In other words, Netflix can see what people are watching, when they are watching it and what they are watching it on. This means the service can look at your preferences and make recommendations for shows and movies based on your personal taste.
Unfortunately, Netflix's best feature is having a bit of a logistical problem. A Netflix subscription, for many, is only worth the price as a family deal. That means on one account, several people with several different television and movie tastes are having their viewing tracked and getting recommendations based on the variety ensues.
According to Endgadget, at a press event at E3 2013, Vice President of Product Innovation for Netflix, Todd Yellin announced user profiles. Now, if your mother is a big fan of the "Dick Van Dyke" show, her recommendations won't be messing up your personal recommendations for, say, "Star Trek."
Both are great shows, but both far too different for the Netflix recommendation system to adequately tailor to a single account.

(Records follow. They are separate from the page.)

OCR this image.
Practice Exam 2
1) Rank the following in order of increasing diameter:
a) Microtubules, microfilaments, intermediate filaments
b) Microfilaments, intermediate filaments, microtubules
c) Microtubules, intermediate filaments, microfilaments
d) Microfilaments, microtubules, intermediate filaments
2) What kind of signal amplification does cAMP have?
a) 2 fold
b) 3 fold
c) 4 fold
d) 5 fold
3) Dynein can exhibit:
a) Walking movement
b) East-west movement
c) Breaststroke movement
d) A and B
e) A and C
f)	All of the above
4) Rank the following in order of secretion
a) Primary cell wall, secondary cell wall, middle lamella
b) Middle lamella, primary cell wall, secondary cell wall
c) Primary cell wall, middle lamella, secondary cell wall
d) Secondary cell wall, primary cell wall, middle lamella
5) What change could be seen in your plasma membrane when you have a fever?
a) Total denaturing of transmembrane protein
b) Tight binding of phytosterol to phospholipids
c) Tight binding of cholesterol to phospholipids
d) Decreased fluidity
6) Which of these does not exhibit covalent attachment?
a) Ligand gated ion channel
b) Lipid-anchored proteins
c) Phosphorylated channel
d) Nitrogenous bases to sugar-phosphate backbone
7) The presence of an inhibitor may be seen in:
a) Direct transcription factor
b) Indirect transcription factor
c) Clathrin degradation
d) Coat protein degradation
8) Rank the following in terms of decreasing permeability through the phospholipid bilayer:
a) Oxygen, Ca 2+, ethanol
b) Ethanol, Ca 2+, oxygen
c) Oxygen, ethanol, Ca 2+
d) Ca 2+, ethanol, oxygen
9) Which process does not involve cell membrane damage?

Now several individual accounts with personal recommendations can stream from one account, independent of the other user's tastes.
If you have to worry about monitoring a child's activity, each profile can be age locked in order to ensure a parent can monitor their child's Netflix consumption to only the "Netflix Kids" hub. The service should begin offering this feature sometime this summer.
Netflix has been taking steps to become a more self-sufficient entertainment system. It has released original content like the successful "House of Cards" series and the recent revamp of "Arrested Development" for a fourth season. The hope is user profiles will allow the company to make better recommendations and operate on the most accurate ratings system in television.